Oggigiorno, tra le cause maggiori e più frequenti che inducono i coniugi a separarsi troviamo sicuramente il tradimento perpetrato da uno dei consorti, a seguito del quale – trattandosi di una violazione degli obblighi previsti all’ art. 143 c.c. – il coniuge “tradito” può richiedere al Giudice l’addebito della separazione unitamente all’assegno di mantenimento posto a carico del coniuge fedifrago.
Tuttavia, ai fini dell’addebito, è necessario che il tradimento (o ogni altra violazione dei doveri coniugali) sia stata la causa determinante che ha inevitabilmente condotto alla crisi della relazione matrimoniale.
In un procedimento di separazione dei coniugi, i Giudici della Corte d’Appello, in linea con la decisione del Tribunale circa l’affido condiviso dei figli minori con collocamento presso il padre, assegnatario della casa coniugale ed obbligato al mantenimento degli stessi, avevano rigettato, invece, la richiesta di addebito formulata dal marito a carico della moglie a seguito del tradimento da lui scoperto, rilevando che l’inosservanza dell’obbligo di fedeltà da parte della consorte non era stata determinante per la crisi coniugale avendo l’uomo dichiarato – all’udienza presidenziale – di essere disposto a conciliarsi con la moglie nonostante la relazione extraconiugale tessuta dalla stessa da più di otto mesi.

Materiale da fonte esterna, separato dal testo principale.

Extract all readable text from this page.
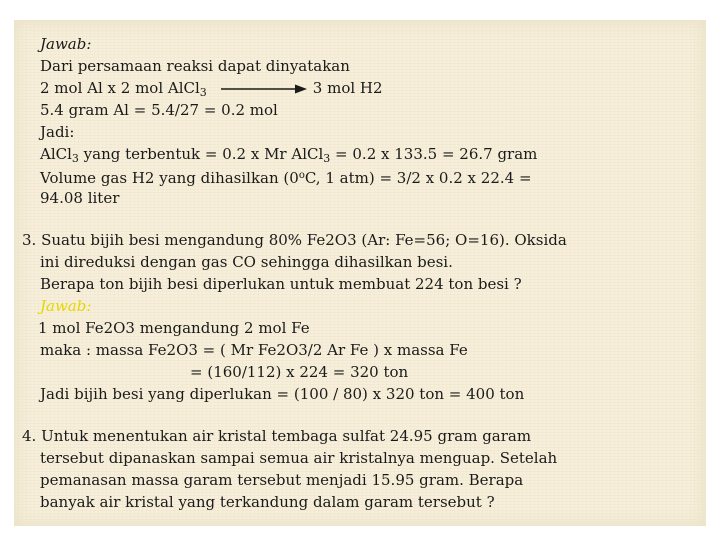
Jawab:
Dari persamaan reaksi dapat dinyatakan
2 mol Al x 2 mol AlCl$_3$	3 mol H2
5.4 gram Al = 5.4/27 = 0.2 mol
Jadi:
AlCl$_3$ yang terbentuk = 0.2 x Mr AlCl$_3$ = 0.2 x 133.5 = 26.7 gram
Volume gas H2 yang dihasilkan (0$^o$C, 1 atm) = 3/2 x 0.2 x 22.4 =
94.08 liter
3. Suatu bijih besi mengandung 80% Fe2O3 (Ar: Fe=56; O=16). Oksida
ini direduksi dengan gas CO sehingga dihasilkan besi.
Berapa ton bijih besi diperlukan untuk membuat 224 ton besi ?
Jawab:
1 mol Fe2O3 mengandung 2 mol Fe
maka : massa Fe2O3 = ( Mr Fe2O3/2 Ar Fe ) x massa Fe
= (160/112) x 224 = 320 ton
Jadi bijih besi yang diperlukan = (100 / 80) x 320 ton = 400 ton
4. Untuk menentukan air kristal tembaga sulfat 24.95 gram garam
tersebut dipanaskan sampai semua air kristalnya menguap. Setelah
pemanasan massa garam tersebut menjadi 15.95 gram. Berapa
banyak air kristal yang terkandung dalam garam tersebut ?
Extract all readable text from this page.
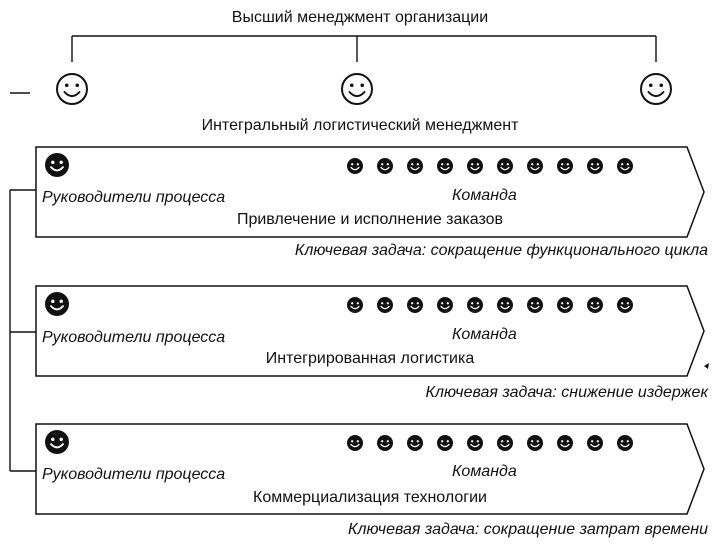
Высший менеджмент организации
Интегральный логистический менеджмент
Руководители процесса	Команда
Привлечение и исполнение заказов
Ключевая задача: сокращение функционального цикла
Руководители процесса	Команда
Интегрированная логистика
Ключевая задача: снижение издержек
Руководители процесса	Команда
Коммерциализация технологии
Ключевая задача: сокращение затрат времени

Il marito, al fine di vedere accogliere la richiesta di addebito posto a carico della moglie, aveva presentato allora ricorso avanti alla Corte di Cassazione, la quale con sentenza n. 16270 del 27.06.2013 aveva rigettato la richiesta di addebito della separazione a carico della moglie poiché non poteva configurarsi l’addebito in presenza soprattutto della disponibilità e volontà del marito di riconciliarsi con la donna.
A parere degli Ermellini, infatti, se “da un lato appare corretto orientare l’indagine nel senso di verificare se l’infedeltà della moglie ebbe effettiva incidenza causale sulla crisi del matrimonio, non va omesso di considerare che una generica affermazione di volontà di riconciliarsi, la quale di per sé non elide alla gravità del vulnus subito, e che, in ogni caso, costituisce un posterius rispetto alla proposizione della domanda di separazione, con richiesta di addebito, proprio per aver scoperto l’adulterio, in tanto può assumere valore in quanto determini un effettivo ristabilimento dell’armonia coniugale”.
Tale sentenza, pertanto, conferma, ancora una volta, l’orientamento giurisprudenziale oramai consolidato che pone, quale presupposto per la richiesta di addebito della separazione, la necessaria presenza di un nesso causale tra la violazione dei doveri coniugali (la fedeltà) e la crisi del matrimonio, nesso che va accertato ogni volta verificando se la relazione extraconiugale intervenga in un menage familiare già seriamente compromesso o sia stata da sola sufficiente e determinante a porre fine al matrimonio.